Saudi Foreign Minister Prince Saud al Faisal recently denied publicly the Kingdom’s contributions to Hamas. The prince may be hard-pressed then to explain the tens of millions of dollars raised and provided by Saudi Interior Minister Prince Naif to families of Hamas suicide bombers, and additional tens of millions of dollars that Saudi charities such as WAMY and the IIRO sent to Hamas’s fronts in the West Bank and Gaza.

Contributions by Saudi citizens to various Islamist terror groups in 2000 alone amounted to $500 million, according to the same 2002 report to the U.N. This money funds terrorist-network infrastructures, salaries, travel, and “terrorcare” services that include hospitals, schools, and especially ulemas (religious teachers) and madrasas (religious schools). These madrasas, according to Secretary of Defense Donald Rumsfeld, “aren’t training people in mathematics or languages or sciences or whatever, humanities–they’re training people to kill. They’re training people to go out and kill innocent men, women, and children.”

The 9/11 attackers from Hamburg, the attackers of the American embassies in Africa, those who attacked the U.S.S. Cole and other American and Western targets were all Wahhabist, as were the March 11 attackers in Madrid. Despite all this evidence, the U.S. is still reluctant to acknowledge that the Saudi government and its most influential citizens are responsible for inciting and financing terrorism.
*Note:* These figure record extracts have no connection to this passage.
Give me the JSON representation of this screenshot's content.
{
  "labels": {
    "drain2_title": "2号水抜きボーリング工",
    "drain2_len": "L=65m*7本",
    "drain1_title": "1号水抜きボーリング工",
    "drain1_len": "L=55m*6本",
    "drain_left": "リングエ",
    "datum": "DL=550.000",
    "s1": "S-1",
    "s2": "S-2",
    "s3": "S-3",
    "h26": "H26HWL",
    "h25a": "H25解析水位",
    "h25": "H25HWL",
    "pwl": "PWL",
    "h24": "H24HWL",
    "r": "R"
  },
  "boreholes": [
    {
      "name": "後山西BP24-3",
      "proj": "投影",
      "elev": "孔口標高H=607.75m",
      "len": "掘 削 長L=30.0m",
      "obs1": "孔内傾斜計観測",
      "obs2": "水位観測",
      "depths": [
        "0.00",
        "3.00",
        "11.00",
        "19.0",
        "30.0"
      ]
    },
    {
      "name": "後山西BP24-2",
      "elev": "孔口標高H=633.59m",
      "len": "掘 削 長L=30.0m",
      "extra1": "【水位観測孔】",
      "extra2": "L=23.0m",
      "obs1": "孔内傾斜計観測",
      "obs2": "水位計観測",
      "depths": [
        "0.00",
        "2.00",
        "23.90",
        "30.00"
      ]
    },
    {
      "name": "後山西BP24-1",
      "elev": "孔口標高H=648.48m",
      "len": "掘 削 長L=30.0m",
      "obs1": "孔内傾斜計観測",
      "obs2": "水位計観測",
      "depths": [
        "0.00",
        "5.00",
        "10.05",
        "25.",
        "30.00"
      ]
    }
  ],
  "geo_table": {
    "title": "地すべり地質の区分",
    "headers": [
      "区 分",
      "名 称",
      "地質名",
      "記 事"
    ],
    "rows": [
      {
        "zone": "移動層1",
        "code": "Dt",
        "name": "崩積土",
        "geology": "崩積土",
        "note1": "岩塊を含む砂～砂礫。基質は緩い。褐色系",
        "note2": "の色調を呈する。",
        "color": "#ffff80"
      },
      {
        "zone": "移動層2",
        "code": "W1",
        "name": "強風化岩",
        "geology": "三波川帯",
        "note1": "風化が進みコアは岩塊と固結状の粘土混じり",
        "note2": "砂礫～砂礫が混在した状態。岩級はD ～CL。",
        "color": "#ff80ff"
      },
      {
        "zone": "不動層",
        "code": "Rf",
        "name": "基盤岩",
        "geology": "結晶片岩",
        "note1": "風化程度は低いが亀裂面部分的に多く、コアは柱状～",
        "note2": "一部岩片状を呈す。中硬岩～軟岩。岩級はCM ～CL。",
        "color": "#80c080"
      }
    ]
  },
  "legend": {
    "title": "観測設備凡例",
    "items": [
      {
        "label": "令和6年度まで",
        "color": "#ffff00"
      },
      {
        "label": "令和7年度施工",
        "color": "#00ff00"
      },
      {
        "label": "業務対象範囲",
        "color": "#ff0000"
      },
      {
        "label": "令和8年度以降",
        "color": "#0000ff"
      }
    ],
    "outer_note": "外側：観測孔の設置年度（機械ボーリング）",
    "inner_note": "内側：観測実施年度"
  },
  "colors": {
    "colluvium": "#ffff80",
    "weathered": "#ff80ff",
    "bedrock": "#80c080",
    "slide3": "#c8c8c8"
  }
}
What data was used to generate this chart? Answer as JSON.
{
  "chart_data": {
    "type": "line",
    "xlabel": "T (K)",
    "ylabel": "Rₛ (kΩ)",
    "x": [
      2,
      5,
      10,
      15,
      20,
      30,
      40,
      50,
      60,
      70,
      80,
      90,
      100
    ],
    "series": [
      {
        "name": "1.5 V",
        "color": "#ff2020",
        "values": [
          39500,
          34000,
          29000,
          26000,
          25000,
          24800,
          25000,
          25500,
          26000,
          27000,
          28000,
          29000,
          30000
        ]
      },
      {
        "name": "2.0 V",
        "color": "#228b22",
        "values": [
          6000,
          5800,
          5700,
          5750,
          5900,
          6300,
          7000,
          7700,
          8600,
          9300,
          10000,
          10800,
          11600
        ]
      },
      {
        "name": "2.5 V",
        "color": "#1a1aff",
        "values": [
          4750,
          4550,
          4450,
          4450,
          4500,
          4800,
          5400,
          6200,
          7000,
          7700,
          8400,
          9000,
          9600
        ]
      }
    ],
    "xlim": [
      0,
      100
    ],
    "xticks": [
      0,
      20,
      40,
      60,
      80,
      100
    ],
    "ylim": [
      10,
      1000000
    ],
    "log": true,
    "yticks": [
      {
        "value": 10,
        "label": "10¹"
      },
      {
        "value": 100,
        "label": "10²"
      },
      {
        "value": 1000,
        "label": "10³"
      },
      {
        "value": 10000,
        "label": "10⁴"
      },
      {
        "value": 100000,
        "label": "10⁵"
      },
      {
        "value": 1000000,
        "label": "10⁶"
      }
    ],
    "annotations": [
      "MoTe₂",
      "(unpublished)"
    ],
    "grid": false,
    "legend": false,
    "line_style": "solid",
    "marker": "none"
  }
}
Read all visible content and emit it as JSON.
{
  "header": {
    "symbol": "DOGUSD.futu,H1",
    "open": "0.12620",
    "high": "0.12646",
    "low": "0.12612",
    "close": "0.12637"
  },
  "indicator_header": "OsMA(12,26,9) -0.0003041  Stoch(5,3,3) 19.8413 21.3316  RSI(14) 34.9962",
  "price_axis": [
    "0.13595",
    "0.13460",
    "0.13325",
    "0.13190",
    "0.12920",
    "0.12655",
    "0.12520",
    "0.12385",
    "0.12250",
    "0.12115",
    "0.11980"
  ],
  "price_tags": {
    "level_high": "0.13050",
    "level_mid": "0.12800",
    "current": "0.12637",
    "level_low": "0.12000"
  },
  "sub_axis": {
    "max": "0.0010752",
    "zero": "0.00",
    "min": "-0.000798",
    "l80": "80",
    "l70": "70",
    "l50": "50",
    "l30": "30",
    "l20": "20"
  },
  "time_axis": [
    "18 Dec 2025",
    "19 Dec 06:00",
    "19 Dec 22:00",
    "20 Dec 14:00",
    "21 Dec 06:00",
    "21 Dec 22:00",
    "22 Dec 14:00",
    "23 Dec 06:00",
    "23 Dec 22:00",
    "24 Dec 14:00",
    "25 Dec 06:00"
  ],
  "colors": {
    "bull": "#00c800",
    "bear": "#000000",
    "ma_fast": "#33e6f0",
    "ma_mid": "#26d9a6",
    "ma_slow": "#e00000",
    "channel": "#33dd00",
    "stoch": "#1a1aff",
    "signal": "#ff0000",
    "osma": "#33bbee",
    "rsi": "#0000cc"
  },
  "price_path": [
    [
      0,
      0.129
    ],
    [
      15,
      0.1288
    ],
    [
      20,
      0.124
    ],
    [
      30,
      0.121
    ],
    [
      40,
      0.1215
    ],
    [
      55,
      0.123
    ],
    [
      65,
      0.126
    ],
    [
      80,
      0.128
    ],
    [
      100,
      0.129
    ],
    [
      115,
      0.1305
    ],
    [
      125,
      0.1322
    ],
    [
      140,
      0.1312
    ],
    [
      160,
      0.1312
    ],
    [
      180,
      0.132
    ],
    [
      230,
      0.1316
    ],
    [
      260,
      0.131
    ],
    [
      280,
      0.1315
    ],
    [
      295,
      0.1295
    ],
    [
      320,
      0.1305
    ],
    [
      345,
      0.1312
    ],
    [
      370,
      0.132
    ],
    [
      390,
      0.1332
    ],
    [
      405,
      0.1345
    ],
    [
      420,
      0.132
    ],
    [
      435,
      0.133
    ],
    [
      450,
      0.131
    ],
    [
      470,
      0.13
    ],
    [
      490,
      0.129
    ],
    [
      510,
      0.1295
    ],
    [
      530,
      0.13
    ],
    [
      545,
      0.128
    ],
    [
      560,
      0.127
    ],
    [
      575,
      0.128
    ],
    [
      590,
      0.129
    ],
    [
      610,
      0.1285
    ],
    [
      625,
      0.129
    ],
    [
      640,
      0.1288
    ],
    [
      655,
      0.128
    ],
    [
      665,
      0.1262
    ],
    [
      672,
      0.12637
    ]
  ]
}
Clearly, Saudi Arabia is considered an ally. The rising oil prices, their oil reserves, and the recent increase in production all assure that. Evidently, Saudi oil is thicker than our blood. Nevertheless, a radical change in the ground rules of the U.S.-Saudi relationship is needed. Stability in the Kingdom and in the region is dependent upon the Saudis’s willingness and ability to make critical economic and social reforms without compromising their religious legitimacy, and Washington should assist to formulate and pursue a reasonable policy to facilitate that. However, if the U.S., the U.K. and their allies do not acknowledge the Saudis’s role in funding terrorism and hold them accountable until they stop, the war on terror can go on indefinitely. The funders of terrorism cannot be freed from responsibility now because a new political initiative is underway. Are we willing to capitulate and settle for an ongoing Wahhabi-inspired war, funded by a group of elite Saudis? Or, should we fight the war on terror on another front by exposing the funders who facilitate terrorism’s cash flow and who are now also threatening lawsuits in the U.K. courts to silence and intimidate the media?

Rachel Ehrenfeld, author of Funding Evil; How Terrorism is Financed–and How to Stop It, is director of the New York-based American Center for Democracy.